MY PLAN FOR A BETTER WAY AHEAD
Because the political parties regard the web as a means of competitive advantage, each party should organize peer teams to communicate, recognize and share best practices across their caucus. One best practice that would be easy to adopt across the board would be to ask member offices to use the AddThis widget to encourage visitors to share content from Capitol Hill with sites like De.licio.us, Digg and others.

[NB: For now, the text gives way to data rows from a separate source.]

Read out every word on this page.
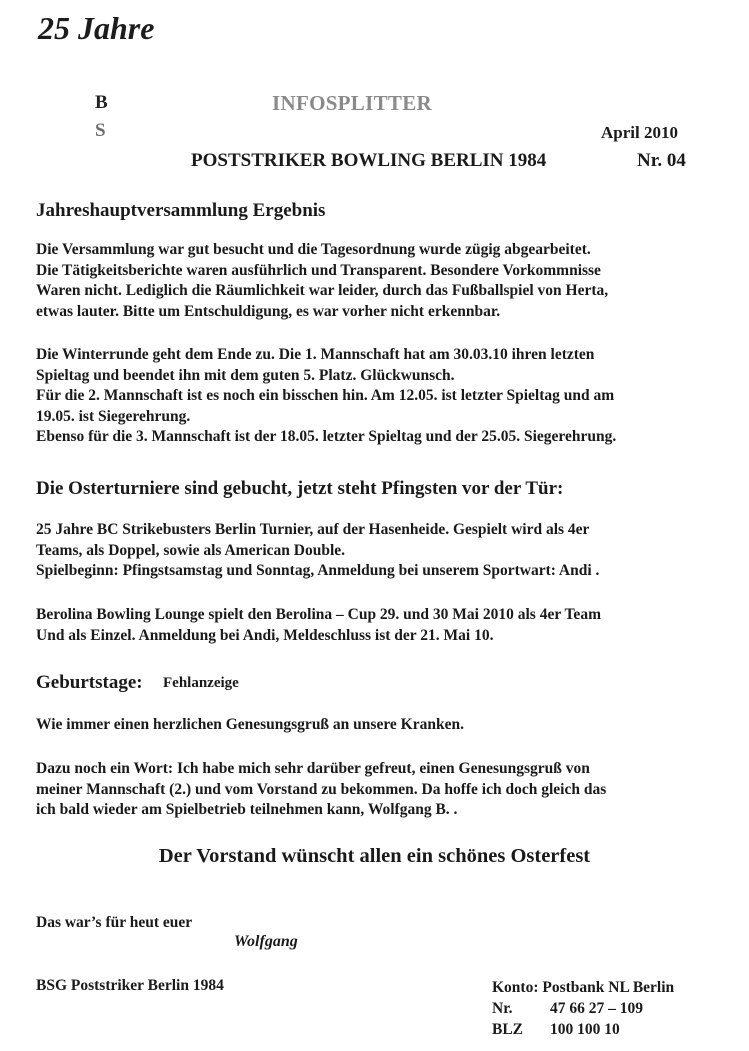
25 Jahre
B
S
INFOSPLITTER
April 2010
POSTSTRIKER BOWLING BERLIN 1984	Nr. 04
Jahreshauptversammlung Ergebnis
Die Versammlung war gut besucht und die Tagesordnung wurde zügig abgearbeitet.
Die Tätigkeitsberichte waren ausführlich und Transparent. Besondere Vorkommnisse
Waren nicht. Lediglich die Räumlichkeit war leider, durch das Fußballspiel von Herta,
etwas lauter. Bitte um Entschuldigung, es war vorher nicht erkennbar.
Die Winterrunde geht dem Ende zu. Die 1. Mannschaft hat am 30.03.10 ihren letzten
Spieltag und beendet ihn mit dem guten 5. Platz. Glückwunsch.
Für die 2. Mannschaft ist es noch ein bisschen hin. Am 12.05. ist letzter Spieltag und am
19.05. ist Siegerehrung.
Ebenso für die 3. Mannschaft ist der 18.05. letzter Spieltag und der 25.05. Siegerehrung.
Die Osterturniere sind gebucht, jetzt steht Pfingsten vor der Tür:
25 Jahre BC Strikebusters Berlin Turnier, auf der Hasenheide. Gespielt wird als 4er
Teams, als Doppel, sowie als American Double.
Spielbeginn: Pfingstsamstag und Sonntag, Anmeldung bei unserem Sportwart: Andi .
Berolina Bowling Lounge spielt den Berolina – Cup 29. und 30 Mai 2010 als 4er Team
Und als Einzel. Anmeldung bei Andi, Meldeschluss ist der 21. Mai 10.
Geburtstage: Fehlanzeige
Wie immer einen herzlichen Genesungsgruß an unsere Kranken.
Dazu noch ein Wort: Ich habe mich sehr darüber gefreut, einen Genesungsgruß von
meiner Mannschaft (2.) und vom Vorstand zu bekommen. Da hoffe ich doch gleich das
ich bald wieder am Spielbetrieb teilnehmen kann, Wolfgang B. .
Der Vorstand wünscht allen ein schönes Osterfest
Das war’s für heut euer
Wolfgang
BSG Poststriker Berlin 1984	Konto: Postbank NL Berlin
Nr. 47 66 27 – 109
BLZ 100 100 10
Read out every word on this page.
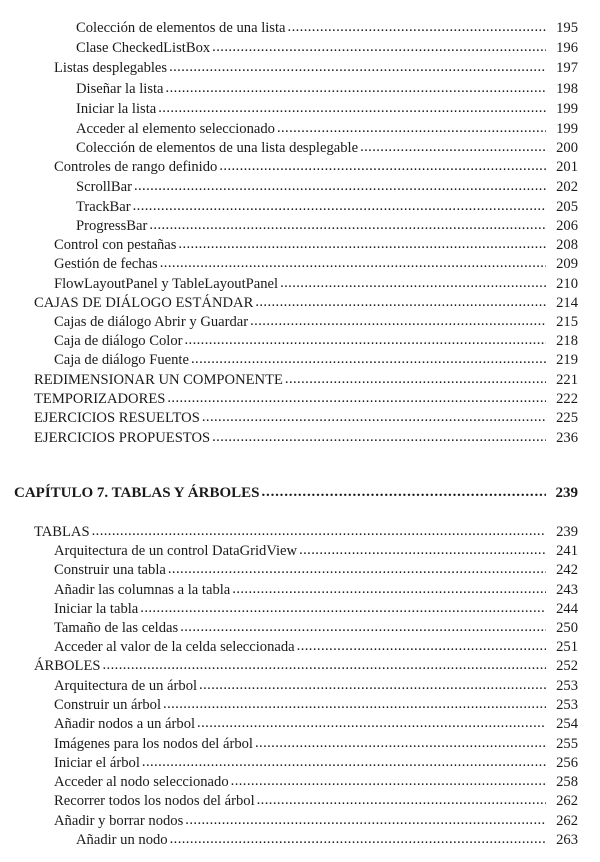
Colección de elementos de una lista .....	195
Clase CheckedListBox .....	196
Listas desplegables .....	197
Diseñar la lista .....	198
Iniciar la lista .....	199
Acceder al elemento seleccionado .....	199
Colección de elementos de una lista desplegable .....	200
Controles de rango definido .....	201
ScrollBar .....	202
TrackBar .....	205
ProgressBar .....	206
Control con pestañas .....	208
Gestión de fechas .....	209
FlowLayoutPanel y TableLayoutPanel .....	210
CAJAS DE DIÁLOGO ESTÁNDAR .....	214
Cajas de diálogo Abrir y Guardar .....	215
Caja de diálogo Color .....	218
Caja de diálogo Fuente .....	219
REDIMENSIONAR UN COMPONENTE .....	221
TEMPORIZADORES .....	222
EJERCICIOS RESUELTOS .....	225
EJERCICIOS PROPUESTOS .....	236
CAPÍTULO 7. TABLAS Y ÁRBOLES .....	239
TABLAS .....	239
Arquitectura de un control DataGridView .....	241
Construir una tabla .....	242
Añadir las columnas a la tabla .....	243
Iniciar la tabla .....	244
Tamaño de las celdas .....	250
Acceder al valor de la celda seleccionada .....	251
ÁRBOLES .....	252
Arquitectura de un árbol .....	253
Construir un árbol .....	253
Añadir nodos a un árbol .....	254
Imágenes para los nodos del árbol .....	255
Iniciar el árbol .....	256
Acceder al nodo seleccionado .....	258
Recorrer todos los nodos del árbol .....	262
Añadir y borrar nodos .....	262
Añadir un nodo .....	263
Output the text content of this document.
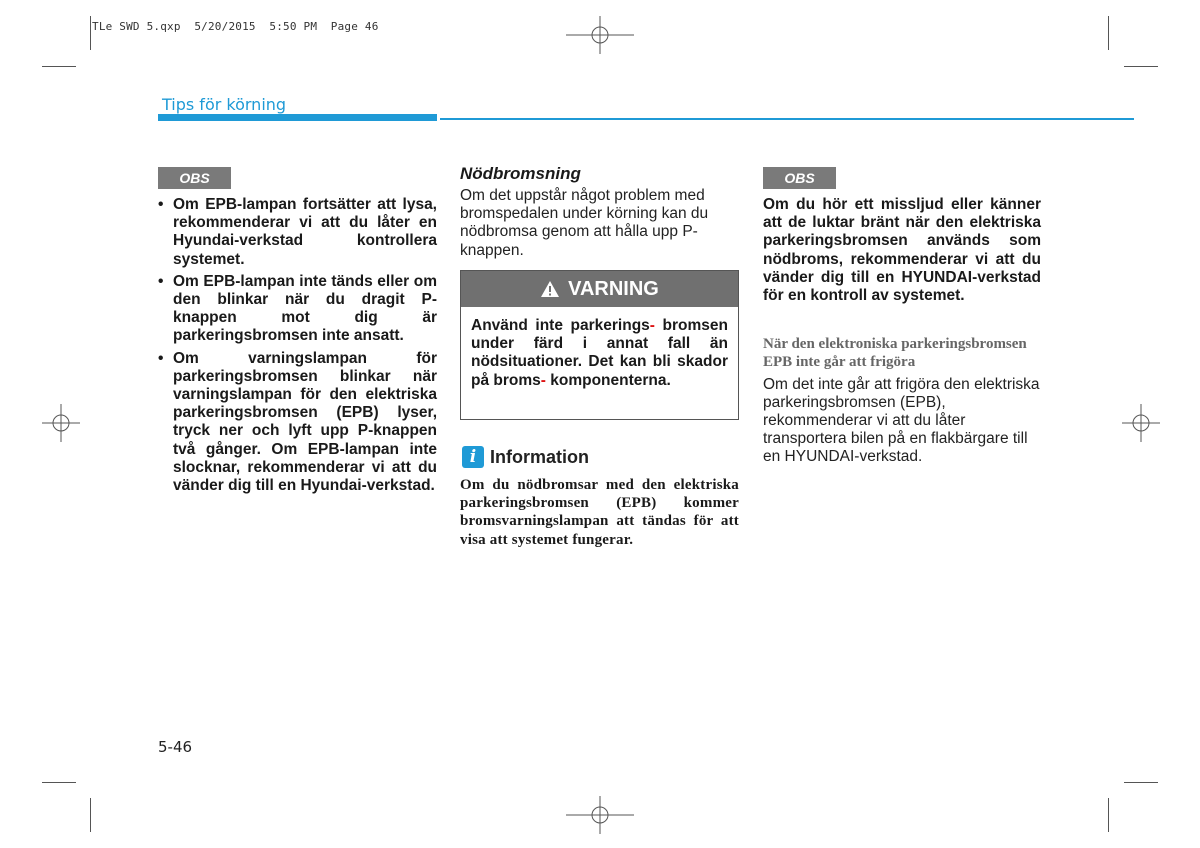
TLe SWD 5.qxp  5/20/2015  5:50 PM  Page 46
Tips för körning
OBS
• Om EPB-lampan fortsätter att lysa, rekommenderar vi att du låter en Hyundai-verkstad kontrollera systemet.
• Om EPB-lampan inte tänds eller om den blinkar när du dragit P-knappen mot dig är parkeringsbromsen inte ansatt.
• Om varningslampan för parkeringsbromsen blinkar när varningslampan för den elektriska parkeringsbromsen (EPB) lyser, tryck ner och lyft upp P-knappen två gånger. Om EPB-lampan inte slocknar, rekommenderar vi att du vänder dig till en Hyundai-verkstad.

Nödbromsning

Om det uppstår något problem med bromspedalen under körning kan du nödbromsa genom att hålla upp P-knappen.

VARNING
Använd inte parkerings- bromsen under färd i annat fall än nödsituationer. Det kan bli skador på broms- komponenterna.
i Information
Om du nödbromsar med den elektriska parkeringsbromsen (EPB) kommer bromsvarningslampan att tändas för att visa att systemet fungerar.
OBS

Om du hör ett missljud eller känner att de luktar bränt när den elektriska parkeringsbromsen används som nödbroms, rekommenderar vi att du vänder dig till en HYUNDAI-verkstad för en kontroll av systemet.

När den elektroniska parkeringsbromsen EPB inte går att frigöra

Om det inte går att frigöra den elektriska parkeringsbromsen (EPB), rekommenderar vi att du låter transportera bilen på en flakbärgare till en HYUNDAI-verkstad.

5-46
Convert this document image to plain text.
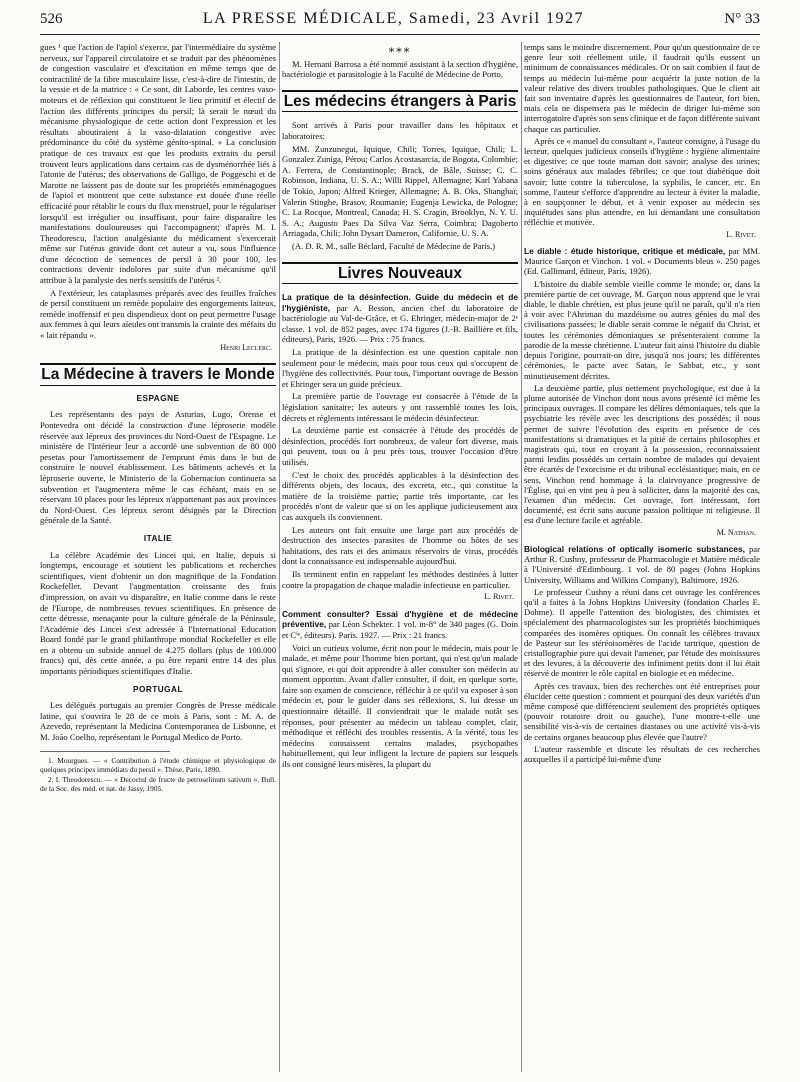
526	LA PRESSE MÉDICALE, Samedi, 23 Avril 1927	N° 33

gues ¹ que l'action de l'apiol s'exerce, par l'intermédiaire du système nerveux, sur l'appareil circulatoire et se traduit par des phénomènes de congestion vasculaire et d'excitation en même temps que de contractilité de la fibre musculaire lisse, c'est-à-dire de l'intestin, de la vessie et de la matrice : « Ce sont, dit Laborde, les centres vaso-moteurs et de réflexion qui constituent le lieu primitif et électif de l'action des différents principes du persil; là serait le nœud du mécanisme physiologique de cette action dont l'expression et les résultats aboutiraient à la vaso-dilatation congestive avec prédominance du côté du système génito-spinal. » La conclusion pratique de ces travaux est que les produits extraits du persil trouvent leurs applications dans certains cas de dysménorrhée liés à l'atonie de l'utérus; des observations de Galligo, de Poggeschi et de Marotte ne laissent pas de doute sur les propriétés emménagogues de l'apiol et montrent que cette substance est douée d'une réelle efficacité pour rétablir le cours du flux menstruel, pour le régulariser lorsqu'il est irrégulier ou insuffisant, pour faire disparaître les manifestations douloureuses qui l'accompagnent; d'après M. I. Theodorescu, l'action analgésiante du médicament s'exercerait même sur l'utérus gravide dont cet auteur a vu, sous l'influence d'une décoction de semences de persil à 30 pour 100, les contractions devenir indolores par suite d'un mécanisme qu'il attribue à la paralysie des nerfs sensitifs de l'utérus ².

A l'extérieur, les cataplasmes préparés avec des feuilles fraîches de persil constituent un remède populaire des engorgements laiteux, remède inoffensif et peu dispendieux dont on peut permettre l'usage aux femmes à qui leurs aïeules ont transmis la crainte des méfaits du « lait répandu ».

Henri Leclerc.
La Médecine à travers le Monde
ESPAGNE

Les représentants des pays de Asturias, Lugo, Orense et Pontevedra ont décidé la construction d'une léproserie modèle réservée aux lépreux des provinces du Nord-Ouest de l'Espagne. Le ministère de l'Intérieur leur a accordé une subvention de 80 000 pesetas pour l'amortissement de l'emprunt émis dans le but de construire le nouvel établissement. Les bâtiments achevés et la léproserie ouverte, le Ministerio de la Gobernacion continuera sa subvention et l'augmentera même le cas échéant, mais en se réservant 10 places pour les lépreux n'appartenant pas aux provinces du Nord-Ouest. Ces lépreux seront désignés par la Direction générale de la Santé.

ITALIE

La célèbre Académie des Lincei qui, en Italie, depuis si longtemps, encourage et soutient les publications et recherches scientifiques, vient d'obtenir un don magnifique de la Fondation Rockefeller. Devant l'augmentation croissante des frais d'impression, on avait vu disparaître, en Italie comme dans le reste de l'Europe, de nombreuses revues scientifiques. En présence de cette détresse, menaçante pour la culture générale de la Péninsule, l'Académie des Lincei s'est adressée à l'International Education Board fondé par le grand philanthrope mondial Rockefeller et elle en a obtenu un subside annuel de 4.275 dollars (plus de 100.000 francs) qui, dès cette année, a pu être reparti entre 14 des plus importants périodiques scientifiques d'Italie.

PORTUGAL

Les délégués portugais au premier Congrès de Presse médicale latine, qui s'ouvrira le 28 de ce mois à Paris, sont : M. A. de Azevedo, représentant la Medicina Contemporanea de Lisbonne, et M. João Coelho, représentant le Portugal Medico de Porto.

1. Mourgues. — « Contribution à l'étude chimique et physiologique de quelques principes immédiats du persil ». Thèse, Paris, 1890.
2. I. Theodorescu. — « Decoctul de fructe de petroselinum sativum ». Bull. de la Soc. des méd. et nat. de Jassy, 1905.
⁎⁎⁎

M. Hernani Barrosa a été nommé assistant à la section d'hygiène, bactériologie et parasitologie à la Faculté de Médecine de Porto.

Les médecins étrangers à Paris

Sont arrivés à Paris pour travailler dans les hôpitaux et laboratoires:

MM. Zunzunegui, Iquique, Chili; Torres, Iquique, Chili; L. Gonzalez Zuniga, Pérou; Carlos Acostasarcia, de Bogota, Colombie; A. Ferrera, de Constantinople; Brack, de Bâle, Suisse; C. C. Robinson, Indiana, U. S. A.; Willi Rippel, Allemagne; Karl Yabana de Tokio, Japon; Alfred Krieger, Allemagne; A. B. Oks, Shanghaï; Valerin Stinghe, Brasov, Roumanie; Eugenja Lewicka, de Pologne; C. La Rocque, Montreal, Canada; H. S. Cragin, Brooklyn, N. Y. U. S. A.; Augusto Paes Da Silva Vaz Serra, Coimbra; Dagoberto Arriagada, Chili; John Dysart Dameron, Californie, U. S. A.

(A. D. R. M., salle Béclard, Faculté de Médecine de Paris.)

Livres Nouveaux

La pratique de la désinfection. Guide du médecin et de l'hygiéniste, par A. Besson, ancien chef du laboratoire de bactériologie au Val-de-Grâce, et G. Ehringer, médecin-major de 2ᵉ classe. 1 vol. de 852 pages, avec 174 figures (J.-B. Baillière et fils, éditeurs), Paris, 1926. — Prix : 75 francs.

La pratique de la désinfection est une question capitale non seulement pour le médecin, mais pour tous ceux qui s'occupent de l'hygiène des collectivités. Pour tous, l'important ouvrage de Besson et Ehringer sera un guide précieux.

La première partie de l'ouvrage est consacrée à l'étude de la législation sanitaire; les auteurs y ont rassemblé toutes les lois, décrets et règlements intéressant le médecin désinfecteur.

La deuxième partie est consacrée à l'étude des procédés de désinfection, procédés fort nombreux, de valeur fort diverse, mais qui peuvent, tous ou à peu près tous, trouver l'occasion d'être utilisés.

C'est le choix des procédés applicables à la désinfection des différents objets, des locaux, des excreta, etc., qui constitue la matière de la troisième partie; partie très importante, car les procédés n'ont de valeur que si on les applique judicieusement aux cas auxquels ils conviennent.

Les auteurs ont fait ensuite une large part aux procédés de destruction des insectes parasites de l'homme ou hôtes de ses habitations, des rats et des animaux réservoirs de virus, procédés dont la connaissance est indispensable aujourd'hui.

Ils terminent enfin en rappelant les méthodes destinées à lutter contre la propagation de chaque maladie infectieuse en particulier.

L. Rivet.

Comment consulter? Essai d'hygiène et de médecine préventive, par Léon Schekter. 1 vol. in-8° de 340 pages (G. Doin et Cⁱᵉ, éditeurs). Paris. 1927. — Prix : 21 francs.

Voici un curieux volume, écrit non pour le médecin, mais pour le malade, et même pour l'homme bien portant, qui n'est qu'un malade qui s'ignore, et qui doit apprendre à aller consulter son médecin au moment opportun. Avant d'aller consulter, il doit, en quelque sorte, faire son examen de conscience, réfléchir à ce qu'il va exposer à son médecin et, pour le guider dans ses réflexions, S. lui dresse un questionnaire détaillé. Il conviendrait que le malade notât ses réponses, pour présenter au médecin un tableau complet, clair, méthodique et réfléchi des troubles ressentis. A la vérité, tous les médecins connaissent certains malades, psychopathes habituellement, qui leur infligent la lecture de papiers sur lesquels ils ont consigné leurs misères, la plupart du

temps sans le moindre discernement. Pour qu'un questionnaire de ce genre leur soit réellement utile, il faudrait qu'ils eussent un minimum de connaissances médicales. Or on sait combien il faut de temps au médecin lui-même pour acquérir la juste notion de la valeur relative des divers troubles pathologiques. Que le client ait fait son inventaire d'après les questionnaires de l'auteur, fort bien, mais cela ne dispensera pas le médecin de diriger lui-même son interrogatoire d'après son sens clinique et de façon différente suivant chaque cas particulier.

Après ce « manuel du consultant », l'auteur consigne, à l'usage du lecteur, quelques judicieux conseils d'hygiène : hygiène alimentaire et digestive; ce que toute maman doit savoir; analyse des urines; soins généraux aux malades fébriles; ce que tout diabétique doit savoir; lutte contre la tuberculose, la syphilis, le cancer, etc. En somme, l'auteur s'efforce d'apprendre au lecteur à éviter la maladie, à en soupçonner le début, et à venir exposer au médecin ses inquiétudes sans plus attendre, en lui demandant une consultation réfléchie et motivée.

L. Rivet.

Le diable : étude historique, critique et médicale, par MM. Maurice Garçon et Vinchon. 1 vol. « Documents bleus ». 250 pages (Ed. Gallimard, éditeur, Paris, 1926).

L'histoire du diable semble vieille comme le monde; or, dans la première partie de cet ouvrage, M. Garçon nous apprend que le vrai diable, le diable chrétien, est plus jeune qu'il ne paraît, qu'il n'a rien à voir avec l'Ahriman du mazdéisme ou autres génies du mal des civilisations passées; le diable serait comme le négatif du Christ, et toutes les cérémonies démoniaques se présenteraient comme la parodie de la messe chrétienne. L'auteur fait ainsi l'histoire du diable depuis l'origine, pourrait-on dire, jusqu'à nos jours; les différentes cérémonies, le pacte avec Satan, le Sabbat, etc., y sont minutieusement décrites.

La deuxième partie, plus nettement psychologique, est due à la plume autorisée de Vinchon dont nous avons présenté ici même les principaux ouvrages. Il compare les délires démoniaques, tels que la psychiatrie les révèle avec les descriptions des possédés; il nous permet de suivre l'évolution des esprits en présence de ces manifestations si dramatiques et la pitié de certains philosophes et magistrats qui, tout en croyant à la possession, reconnaissaient parmi lesdits possédés un certain nombre de malades qui devaient être écartés de l'exorcisme et du tribunal ecclésiastique; mais, en ce sens, Vinchon rend hommage à la clairvoyance progressive de l'Église, qui en vint peu à peu à solliciter, dans la majorité des cas, l'examen d'un médecin. Cet ouvrage, fort intéressant, fort documenté, est écrit sans aucune passion politique ni religieuse. Il est d'une lecture facile et agréable.

M. Nathan.

Biological relations of optically isomeric substances, par Arthur R. Cushny, professeur de Pharmacologie et Matière médicale à l'Université d'Edimbourg. 1 vol. de 80 pages (Johns Hopkins University, Williams and Wilkins Company), Baltimore, 1926.

Le professeur Cushny a réuni dans cet ouvrage les conférences qu'il a faites à la Johns Hopkins University (fondation Charles E. Dohme). Il appelle l'attention des biologistes, des chimistes et spécialement des pharmacologistes sur les propriétés biochimiques comparées des isomères optiques. On connaît les célèbres travaux de Pasteur sur les stéréoisomères de l'acide tartrique, question de cristallographie pure qui devait l'amener, par l'étude des moisissures et des levures, à la découverte des infiniment petits dont il lui était réservé de montrer le rôle capital en biologie et en médecine.

Après ces travaux, bien des recherches ont été entreprises pour élucider cette question : comment et pourquoi des deux variétés d'un même composé que différencient seulement des propriétés optiques (pouvoir rotatoire droit ou gauche), l'une montre-t-elle une sensibilité vis-à-vis de certaines diastases ou une activité vis-à-vis de certains organes beaucoup plus élevée que l'autre?

L'auteur rassemble et discute les résultats de ces recherches auxquelles il a participé lui-même d'une
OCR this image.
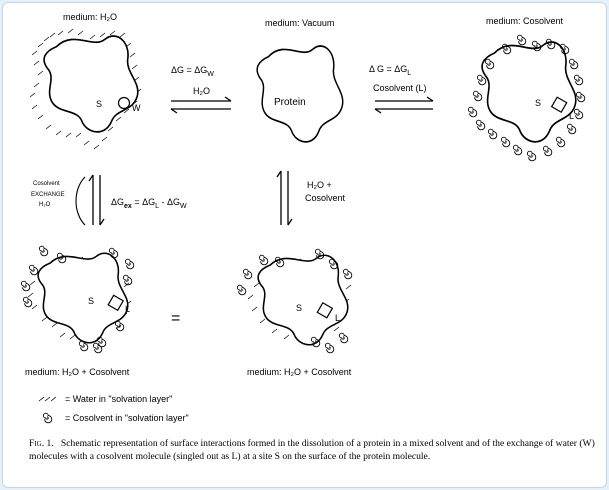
S	W
medium: H₂O
Protein
medium: Vacuum
S
L
medium: Cosolvent
$\Delta G = \Delta G_W$
H₂O
Δ $G = \Delta G_L$
Cosolvent (L)
Cosolvent
EXCHANGE
H₂O	$\Delta G_{ex} = \Delta G_L - \Delta G_W$
H₂O +
Cosolvent
S
L
medium: H₂O + Cosolvent
=
S
L
medium: H₂O + Cosolvent
= Water in "solvation layer"
= Cosolvent in "solvation layer"
Fig. 1. Schematic representation of surface interactions formed in the dissolution of a protein in a mixed solvent and of the exchange of water (W) molecules with a cosolvent molecule (singled out as L) at a site S on the surface of the protein molecule.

Representatives from each outreach team should form a governance committee along with stakeholders from content providers from the institutional offices like the Clerk and the Library of Congress. Together this council should be chartered by the leadership of the House and Senate and given the leash to recommend:
- A common set of key performance indicators
- Technology policy which lists supported technology
- A road-map to identify and share content across sites
- A patterns library to stop the endless cycle of reinventing the wheel
- A common information architecture for primary and secondary navigation
- A review of House and Senate rules related to websites
The bottom line is that we need to shake up the web enterprise on Capitol Hill, and not just at the fringes. At its core, to be successful, any website has to do three things well: provide valuable content, help people find stuff and do the feedback loop. The Hill is in the danger zone on all three.
The trouble is, you could be succeeding at all three and still fail if your governing process – where you do your strategic planning and metrics – is missing. The last critical building block is the enabling processes – which is your training, budget and infrastructure. Succeed at core processes and governing processes but fail at enabling processes and you are still fried. The whole system needs to work in concert because you are only as strong as your weakest link.
Congress needs to leap into the future and develop a coordinated plan to tackle Web management at every level. It is not for the meek of heart, but as the CMF report underscores, without due attention lawmakers risk a disconnect between citizens and their government.